Ernesto Águila Z, Director Ejecutivo Instituto Igualdad.
Como se sabe muchos de los problemas históricos y actuales de la democracia derivan de la imposibilidad práctica de realizar el ideal de un “gobierno de todos” –una democracia directa- sino es por medio de un sistema delegado de representación. La democracia moderna es democracia representativa, y entre elección y elección, quienes deciden y votan cotidianamente es un cuerpo muy reducido de ciudadanos-representantes. “La soberanía no puede ser representada” dirá Rousseau, intentando resistir vanamente el destino representativo de la democracia de este tiempo.
Tal vez donde más se resiente esta pérdida de “voz y voto” de los ciudadanos por prolongados intervalos de tiempo en las “democracias realmente existentes”, es en la fiscalización del cumplimiento de los programas y de las promesas de campaña así como en la definición de asuntos de interés nacional no zanjados durante las elecciones o dejados deliberadamente en la penumbra. En el lenguaje privado de la política, siempre más procaz que el público, esto se despacha con frases como “los programas se escriben después que se ganan las elecciones” o “se hace campaña en verso y se gobierna en prosa”. Sin embargo, el asunto es serio pues en el extravío de ese delgado hilo que une a gobernantes y gobernados se encuentra buena parte de la creciente desconfianza y apatía ciudadana, y lo que se percibe, por usar una expresión de Bobbio, como el “escaso rendimiento de la democracia”.

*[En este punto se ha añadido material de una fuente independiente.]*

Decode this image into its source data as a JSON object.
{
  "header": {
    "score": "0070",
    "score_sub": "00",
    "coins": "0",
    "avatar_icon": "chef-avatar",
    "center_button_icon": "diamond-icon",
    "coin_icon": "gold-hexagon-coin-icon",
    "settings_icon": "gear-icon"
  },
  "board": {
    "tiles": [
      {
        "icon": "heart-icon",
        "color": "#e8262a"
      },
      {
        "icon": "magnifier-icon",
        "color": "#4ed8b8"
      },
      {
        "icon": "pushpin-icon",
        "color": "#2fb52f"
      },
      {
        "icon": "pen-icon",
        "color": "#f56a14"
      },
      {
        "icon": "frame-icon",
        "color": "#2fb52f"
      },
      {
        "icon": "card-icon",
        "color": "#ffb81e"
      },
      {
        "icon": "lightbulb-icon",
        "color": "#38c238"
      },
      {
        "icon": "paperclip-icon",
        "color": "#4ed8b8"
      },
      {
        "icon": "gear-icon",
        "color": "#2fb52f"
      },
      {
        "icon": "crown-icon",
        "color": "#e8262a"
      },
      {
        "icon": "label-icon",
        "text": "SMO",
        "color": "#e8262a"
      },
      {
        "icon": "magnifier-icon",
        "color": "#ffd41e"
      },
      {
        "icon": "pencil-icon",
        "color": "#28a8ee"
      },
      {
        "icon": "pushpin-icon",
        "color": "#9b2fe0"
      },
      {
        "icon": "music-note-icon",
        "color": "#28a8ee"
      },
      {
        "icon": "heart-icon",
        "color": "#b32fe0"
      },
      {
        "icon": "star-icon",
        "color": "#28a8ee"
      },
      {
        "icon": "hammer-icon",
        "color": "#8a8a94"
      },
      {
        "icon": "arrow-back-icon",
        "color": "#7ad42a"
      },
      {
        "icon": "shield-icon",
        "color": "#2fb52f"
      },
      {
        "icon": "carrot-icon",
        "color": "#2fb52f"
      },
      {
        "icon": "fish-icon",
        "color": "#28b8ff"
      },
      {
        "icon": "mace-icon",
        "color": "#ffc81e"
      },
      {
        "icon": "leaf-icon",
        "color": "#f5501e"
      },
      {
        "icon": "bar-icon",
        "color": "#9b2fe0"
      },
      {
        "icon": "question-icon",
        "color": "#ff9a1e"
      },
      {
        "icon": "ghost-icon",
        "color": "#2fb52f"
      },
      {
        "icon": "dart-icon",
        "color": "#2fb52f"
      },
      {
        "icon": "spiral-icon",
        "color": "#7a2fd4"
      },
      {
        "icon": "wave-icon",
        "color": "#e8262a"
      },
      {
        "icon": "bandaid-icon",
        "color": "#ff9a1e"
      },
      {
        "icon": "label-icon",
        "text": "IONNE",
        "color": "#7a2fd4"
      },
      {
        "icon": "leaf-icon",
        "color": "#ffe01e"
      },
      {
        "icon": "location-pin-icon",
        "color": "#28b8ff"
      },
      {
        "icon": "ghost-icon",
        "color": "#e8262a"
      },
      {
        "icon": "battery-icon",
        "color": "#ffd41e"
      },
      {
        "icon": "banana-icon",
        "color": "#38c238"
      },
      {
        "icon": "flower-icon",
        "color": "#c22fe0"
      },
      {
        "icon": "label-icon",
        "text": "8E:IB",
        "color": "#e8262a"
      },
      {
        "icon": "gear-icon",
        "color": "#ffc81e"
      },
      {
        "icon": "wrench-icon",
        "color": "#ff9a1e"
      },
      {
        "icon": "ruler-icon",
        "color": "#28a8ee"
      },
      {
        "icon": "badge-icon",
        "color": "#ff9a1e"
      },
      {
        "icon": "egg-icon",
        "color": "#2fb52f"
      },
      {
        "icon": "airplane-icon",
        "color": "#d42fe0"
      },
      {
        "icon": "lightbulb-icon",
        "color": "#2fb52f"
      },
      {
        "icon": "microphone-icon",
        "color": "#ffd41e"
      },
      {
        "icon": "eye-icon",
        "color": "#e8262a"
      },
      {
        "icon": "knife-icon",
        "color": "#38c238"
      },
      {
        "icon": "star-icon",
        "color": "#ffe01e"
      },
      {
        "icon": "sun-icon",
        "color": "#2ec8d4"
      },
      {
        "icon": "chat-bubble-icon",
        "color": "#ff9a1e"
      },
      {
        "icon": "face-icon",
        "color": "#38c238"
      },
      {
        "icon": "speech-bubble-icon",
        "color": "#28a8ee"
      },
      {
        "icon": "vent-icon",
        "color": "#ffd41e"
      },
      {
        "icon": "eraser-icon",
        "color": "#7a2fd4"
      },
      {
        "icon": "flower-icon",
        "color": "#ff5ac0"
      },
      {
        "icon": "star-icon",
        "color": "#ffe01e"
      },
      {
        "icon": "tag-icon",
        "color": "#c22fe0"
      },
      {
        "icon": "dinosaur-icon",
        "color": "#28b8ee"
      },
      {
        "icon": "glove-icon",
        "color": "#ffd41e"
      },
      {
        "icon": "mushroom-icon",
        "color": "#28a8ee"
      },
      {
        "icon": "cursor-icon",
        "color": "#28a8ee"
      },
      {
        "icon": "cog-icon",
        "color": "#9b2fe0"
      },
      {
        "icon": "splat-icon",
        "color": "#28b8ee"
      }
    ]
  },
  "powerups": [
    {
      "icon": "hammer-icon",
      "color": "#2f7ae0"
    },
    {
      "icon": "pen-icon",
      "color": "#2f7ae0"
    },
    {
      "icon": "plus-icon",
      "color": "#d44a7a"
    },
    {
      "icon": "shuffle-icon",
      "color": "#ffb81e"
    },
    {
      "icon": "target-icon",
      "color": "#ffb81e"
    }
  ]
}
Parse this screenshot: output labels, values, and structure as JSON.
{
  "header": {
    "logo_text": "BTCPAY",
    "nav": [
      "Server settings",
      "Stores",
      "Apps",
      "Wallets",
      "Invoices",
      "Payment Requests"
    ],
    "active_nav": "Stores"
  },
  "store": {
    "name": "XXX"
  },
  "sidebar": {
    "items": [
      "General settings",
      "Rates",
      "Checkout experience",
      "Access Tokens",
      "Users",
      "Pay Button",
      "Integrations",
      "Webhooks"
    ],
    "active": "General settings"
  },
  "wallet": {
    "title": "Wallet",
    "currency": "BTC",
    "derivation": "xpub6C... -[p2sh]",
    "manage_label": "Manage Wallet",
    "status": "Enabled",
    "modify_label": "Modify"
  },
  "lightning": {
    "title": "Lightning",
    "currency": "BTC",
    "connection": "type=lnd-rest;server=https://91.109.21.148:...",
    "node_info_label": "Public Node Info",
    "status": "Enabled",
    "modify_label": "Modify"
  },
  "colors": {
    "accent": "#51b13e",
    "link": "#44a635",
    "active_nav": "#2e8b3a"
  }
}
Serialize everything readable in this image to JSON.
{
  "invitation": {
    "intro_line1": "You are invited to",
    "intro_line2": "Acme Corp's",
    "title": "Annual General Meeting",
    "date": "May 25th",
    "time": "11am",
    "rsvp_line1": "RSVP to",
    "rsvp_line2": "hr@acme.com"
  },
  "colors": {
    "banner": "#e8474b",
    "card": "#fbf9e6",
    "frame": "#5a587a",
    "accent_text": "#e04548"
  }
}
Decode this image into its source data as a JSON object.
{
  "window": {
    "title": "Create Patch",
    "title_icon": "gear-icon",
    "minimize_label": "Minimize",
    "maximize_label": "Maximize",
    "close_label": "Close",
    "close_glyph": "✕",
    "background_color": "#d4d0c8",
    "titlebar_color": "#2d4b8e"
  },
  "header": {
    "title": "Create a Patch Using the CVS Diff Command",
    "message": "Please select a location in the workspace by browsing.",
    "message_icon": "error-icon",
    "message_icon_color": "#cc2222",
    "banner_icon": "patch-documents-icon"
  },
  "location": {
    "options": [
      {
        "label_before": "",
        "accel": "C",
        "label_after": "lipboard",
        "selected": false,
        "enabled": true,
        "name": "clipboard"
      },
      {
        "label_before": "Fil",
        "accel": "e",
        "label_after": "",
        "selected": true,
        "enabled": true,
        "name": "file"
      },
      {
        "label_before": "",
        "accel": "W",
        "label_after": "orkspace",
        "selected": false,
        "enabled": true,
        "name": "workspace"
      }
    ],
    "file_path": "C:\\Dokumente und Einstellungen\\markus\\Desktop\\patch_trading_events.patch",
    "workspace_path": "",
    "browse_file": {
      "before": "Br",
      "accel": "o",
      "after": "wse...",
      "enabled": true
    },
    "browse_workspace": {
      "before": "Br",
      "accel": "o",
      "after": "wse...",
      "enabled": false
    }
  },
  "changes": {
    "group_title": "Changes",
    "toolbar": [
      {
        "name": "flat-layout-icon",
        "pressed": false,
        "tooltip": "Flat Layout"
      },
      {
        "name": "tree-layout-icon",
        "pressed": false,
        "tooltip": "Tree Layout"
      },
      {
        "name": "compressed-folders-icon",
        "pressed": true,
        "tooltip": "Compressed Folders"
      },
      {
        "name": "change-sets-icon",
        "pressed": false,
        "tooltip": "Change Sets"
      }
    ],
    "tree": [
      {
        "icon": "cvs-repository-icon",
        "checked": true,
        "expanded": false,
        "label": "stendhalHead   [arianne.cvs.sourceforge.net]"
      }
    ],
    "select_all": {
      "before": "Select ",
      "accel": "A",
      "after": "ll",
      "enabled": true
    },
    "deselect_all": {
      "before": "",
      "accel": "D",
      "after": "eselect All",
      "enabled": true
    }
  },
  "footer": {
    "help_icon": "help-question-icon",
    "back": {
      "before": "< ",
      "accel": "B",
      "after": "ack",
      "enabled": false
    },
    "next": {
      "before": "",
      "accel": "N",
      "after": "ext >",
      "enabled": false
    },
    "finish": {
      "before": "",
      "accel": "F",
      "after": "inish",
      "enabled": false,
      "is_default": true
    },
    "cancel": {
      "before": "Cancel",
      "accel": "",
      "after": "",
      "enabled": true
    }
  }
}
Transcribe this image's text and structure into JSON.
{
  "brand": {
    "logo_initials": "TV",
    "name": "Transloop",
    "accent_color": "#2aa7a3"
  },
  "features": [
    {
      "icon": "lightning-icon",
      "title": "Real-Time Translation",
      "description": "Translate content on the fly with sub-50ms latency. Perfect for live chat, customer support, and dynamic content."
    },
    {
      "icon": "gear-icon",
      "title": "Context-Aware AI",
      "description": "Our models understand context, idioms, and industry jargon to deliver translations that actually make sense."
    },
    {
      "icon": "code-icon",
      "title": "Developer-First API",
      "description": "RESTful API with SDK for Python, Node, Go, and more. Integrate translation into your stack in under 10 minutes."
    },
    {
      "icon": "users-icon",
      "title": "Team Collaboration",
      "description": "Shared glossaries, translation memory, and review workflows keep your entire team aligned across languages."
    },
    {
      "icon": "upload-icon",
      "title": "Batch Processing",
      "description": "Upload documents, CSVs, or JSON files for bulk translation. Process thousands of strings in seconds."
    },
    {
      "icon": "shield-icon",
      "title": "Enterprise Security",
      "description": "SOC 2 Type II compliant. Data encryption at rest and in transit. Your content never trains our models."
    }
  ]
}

El problema actual del sistema político chileno no es que existan instituciones y que éstas funcionen, sino el grado de legitimidad democrática en que éstas se sostienen y deciden. Enfrentar este déficit democrático parece una condición necesaria para mantener viva la base de legitimidad del sistema político y con ello de su propia funcionalidad. Dentro de los varios mecanismos posibles, sin duda, uno de los que más se extraña en nuestro ordenamiento institucional es el plebiscito.
Sería mucho más sensato, a estas alturas, en lugar de seguir debilitando o volviendo más irrelevante a los ojos de los ciudadanos la democracia, plebiscitar algunos temas fundamentales como el sistema electoral, la matriz energética, el voto de los chilenos en el extranjero, entre otros. No basta con afirmar que nuestro ordenamiento medioambiental actual permite que 12 funcionarios del gobierno de Aysén resuelvan sobre la construcción de cinco megacentrales hidroeléctricas en esa región y de paso ir dirimiendo la matriz energética del país para las próximas décadas, sino que es necesario interrogarse seriamente sobre el grado de legitimidad y representatividad democrática que una decisión de esa envergadura tiene hoy no solo en la sociedad chilena sino en cualquier sociedad democrática.
En este contexto resulta una redundancia necesaria “democratizar la democracia”, es decir, imaginar y desarrollar mecanismos institucionales y canales de expresión popular que permitan hacer operativo el “gobierno de todos” cuando hay asuntos públicos relevantes no dirimidos por la ciudadanía. Son concepciones de fondo sobre la democracia las que están en juego. De lo contrario se corre el riesgo que ésta continúe deslizándose por la pendiente de una creciente pérdida de sentido a los ojos de los ciudadanos por su poca injerencia o creciente irrelevancia para resolver las disyuntivas trascendentes de la sociedad, como ha quedado en evidencia en la irregular y poco democrática decisión de Hidroaysen.